Voces Universitarias | Dr. Juan Boggio Vázquez*
El 4 de mayo de 2017 a los 95 años falleció el economista estadounidense William J. Baumol. En su larga y fructífera carrera como profesor e investigador dejó numerosos aportes sobre la teoría del “entrepreneurship”, ese término que tanto nos cuesta ponernos de acuerdo cómo se debe traducir al castellano. En varios lugares, por ejemplo, en Colombia se le llama “espíritu emprendedor”, en España optan por asimilarlo a creación de empresas, y otros países conviven despreocupadamente con el anglicismo. La traducción emprendedurismo es muy resistida y no tiene defensores suficientes para imponerse en los países de habla hispana. Un concepto para el cual no tenemos una palabra que lo defina clara y unívocamente podemos sospechar que es porque no le damos mucha importancia al mismo. Mientras los esquimales en el idioma Intuit tienen 52 palabras para describir nieve y hielo, a nosotros nos alcanza con dos, y no tenemos ninguna para entrepreneurship.

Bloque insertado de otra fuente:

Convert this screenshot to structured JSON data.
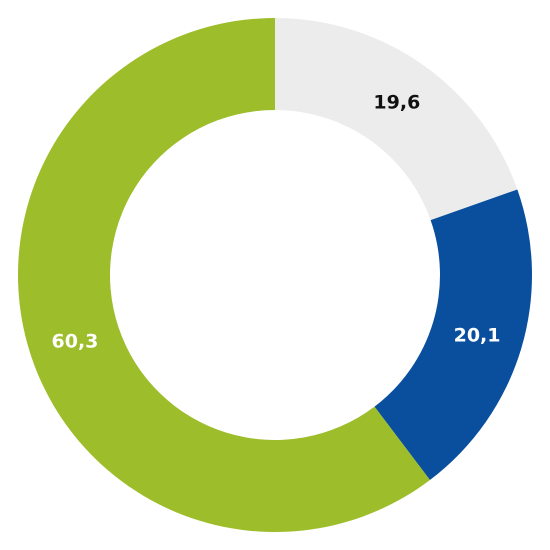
{
  "chart_data": {
    "type": "donut",
    "values": [
      19.6,
      20.1,
      60.3
    ],
    "value_labels": [
      "19,6",
      "20,1",
      "60,3"
    ],
    "colors": [
      "#ececec",
      "#0a4f9e",
      "#9dbd2a"
    ],
    "label_colors": [
      "#111111",
      "#ffffff",
      "#ffffff"
    ]
  }
}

De todas formas, sin tener la palabra, sabemos que la creación de empresas es un acto que nos dejará resultados sociales deseables, tales como la creación de empleo, innovación y muchas veces creación de riqueza. Esto beneficia a la comunidad en su conjunto, y ha impulsado a los gobiernos a fomentar el espíritu empresarial. Sin embargo, el resultado positivo no se dará simplemente por crear más empresas, dependerá de la calidad y tipo de las empresas creadas. Pero, Baumol nos alertó que hay una variedad de roles entre los que se pueden reasignar los esfuerzos del emprendedor, y algunos de esos roles no siguen el guión constructivo e innovador que convencionalmente se les atribuye. De hecho, a veces el empresario puede incluso llevar una existencia parasitaria que en realidad es perjudicial para la economía y la sociedad. La forma en que actúa el empresario en un momento y lugar determinados depende en gran medida de las reglas del juego y la estructura de recompensas que prevalecen en la economía.
La teoría de William Baumol describe al emprendimiento productivo como un proceso de creación de riqueza, que no siempre ocurre. Esta teoría parte del supuesto de que toda sociedad está dotada de una cantidad limitada de recursos y que los emprendedores son responsables de la asignación eficiente de estos recursos, pero los recursos son asignados de acuerdo a incentivos económicos y sociales. Los incentivos determinados por la cultura e instituciones preponderantes en el territorio pueden generar emprendimientos de tres tipos, tal como argumentó Baumol en su artículo "Emprendimiento: productivo, improductivo y destructivo". No todos los emprendedores son igualmente productivos (es decir, innovadores), los hay también improductivos (buscadores de rentas) y destructivos (delincuentes).
Baumol propone que, al alterar las reglas del juego, los formuladores de políticas pueden vigorizar activamente el espíritu empresarial productivo en sus sociedades y reducir las formas improductivas o destructivas de espíritu empresarial. Los cambios en las reglas del juego pueden variar, pero incluyen cambios en las normas tributarias, regulaciones, subsidios y programas de apoyo. La idea es perfeccionar las reglas con el tiempo hasta que se detecte un efecto positivo máximo en los resultados empresariales. Su artículo sugiere que los empresarios intentan obtener ganancias de cualquier manera posible, que a veces incluyen el crimen u otras actividades destructivas. Esto implica que el emprendimiento no siempre conduce a un desempeño económico positivo. La oferta total de empresarios es limitada y sus decisiones pueden tener implicaciones tanto positivas como negativas para la economía, si los empresarios potenciales se desenvuelven en un entorno con instituciones adecuadas el espíritu empresarial se centrará en lo productivo. Si el marco institucional es extractivo generará empresarios improductivos que sin agregar valor estarán extrayendo rentas de la sociedad.
Baumol utilizó varias narrativas históricas para respaldar su teoría. Por ejemplo, en la Europa feudal, el espíritu empresarial era en gran medida destructivo o redistributivo. En ese momento, la mayor parte de Europa estaba organizada en pequeños territorios autónomos, como un castillo que protegía unos pocos miles de acres de tierras de cultivo. Los jóvenes príncipes con ambición (emprendedores) podían formar un ejército e intentar saquear un feudo cercano. El resultado fue en cierta medida de muerte y destrucción, y no se logró nada productivo. No se creó nueva riqueza, solo cambió de manos y a un alto costo. Dejamos en libertad al lector para que haga analogías con el mundo contemporáneo.
*Profesor-Investigador, Depto. Economía y Negocios, Unicarbe.